Bepreisen einer Stückliste und einer Fertigung

Finden Sie heraus, was eine Leiterplatte kostet, bevor Sie sich dafür entscheiden, und was sie tatsächlich gekostet hat, nachdem Sie sie gefertigt haben. PartsBox bepreist eine Stückliste anhand von Live-Distributor-Angeboten und Ihren eigenen lokalen Angeboten und berechnet sie in dem Moment neu, in dem sich eine Menge oder ein Preis ändert.

Angebote, geordnet nach dem, was Sie tatsächlich bezahlen würden

Für jedes Bauteil mit einer Hersteller-Teilenummer sammelt PartsBox die Distributor-Angebote — typischerweise zwanzig bis vierzig — und wählt das beste aus. Die Auswahl berücksichtigt, was eine Tabellenkalkulation ignoriert: Preisstaffeln bei jeder Menge, Mindestbestellmengen, Bestellvielfache, Bestand und Verfügbarkeit sowie Währung, umgerechnet zu den Kursen der Europäischen Zentralbank.

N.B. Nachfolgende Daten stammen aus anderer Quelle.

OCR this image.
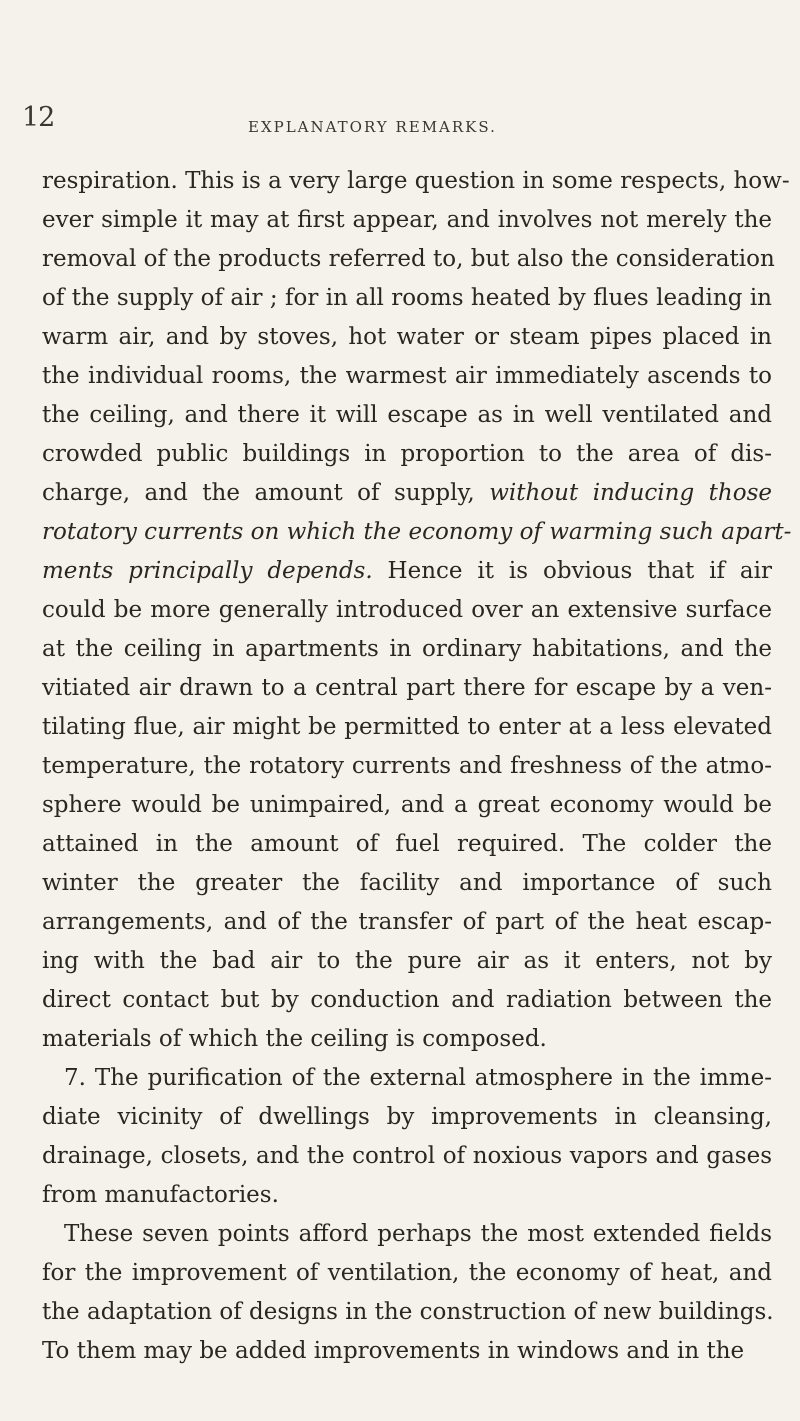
12	EXPLANATORY REMARKS.
respiration. This is a very large question in some respects, how-
ever simple it may at first appear, and involves not merely the
removal of the products referred to, but also the consideration
of the supply of air ; for in all rooms heated by flues leading in
warm air, and by stoves, hot water or steam pipes placed in
the individual rooms, the warmest air immediately ascends to
the ceiling, and there it will escape as in well ventilated and
crowded public buildings in proportion to the area of dis-
charge, and the amount of supply, without inducing those
rotatory currents on which the economy of warming such apart-
ments principally depends. Hence it is obvious that if air
could be more generally introduced over an extensive surface
at the ceiling in apartments in ordinary habitations, and the
vitiated air drawn to a central part there for escape by a ven-
tilating flue, air might be permitted to enter at a less elevated
temperature, the rotatory currents and freshness of the atmo-
sphere would be unimpaired, and a great economy would be
attained in the amount of fuel required. The colder the
winter the greater the facility and importance of such
arrangements, and of the transfer of part of the heat escap-
ing with the bad air to the pure air as it enters, not by
direct contact but by conduction and radiation between the
materials of which the ceiling is composed.
7. The purification of the external atmosphere in the imme-
diate vicinity of dwellings by improvements in cleansing,
drainage, closets, and the control of noxious vapors and gases
from manufactories.
These seven points afford perhaps the most extended fields
for the improvement of ventilation, the economy of heat, and
the adaptation of designs in the construction of new buildings.
To them may be added improvements in windows and in the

Angebote werden nach dem effektiven Preis eingestuft — den tatsächlichen Kosten, sobald unvermeidbare Überschüsse mitgerechnet werden. Wenn Sie 4200 Stück eines Bauteils benötigen, das auf Rollen zu 5000 Stück geliefert wird, zählt PartsBox die 800, die Sie nicht wollten, und vergleicht trotzdem, da eine höhere Preisstaffel auch nach Abschreibung des Überschusses noch gewinnen kann. So kann es Ihnen sagen, wann es günstiger ist, mehr zu kaufen. Und da die Einstufung von der Menge abhängt, ändert sich die beste Quelle mit der Fertigungsgröße: Distributoren, die nur bei großen Mengen sinnvoll sind, tauchen von selbst auf. Sperren Sie das Angebot in einer beliebigen Zeile, um die Auswahl zu fixieren.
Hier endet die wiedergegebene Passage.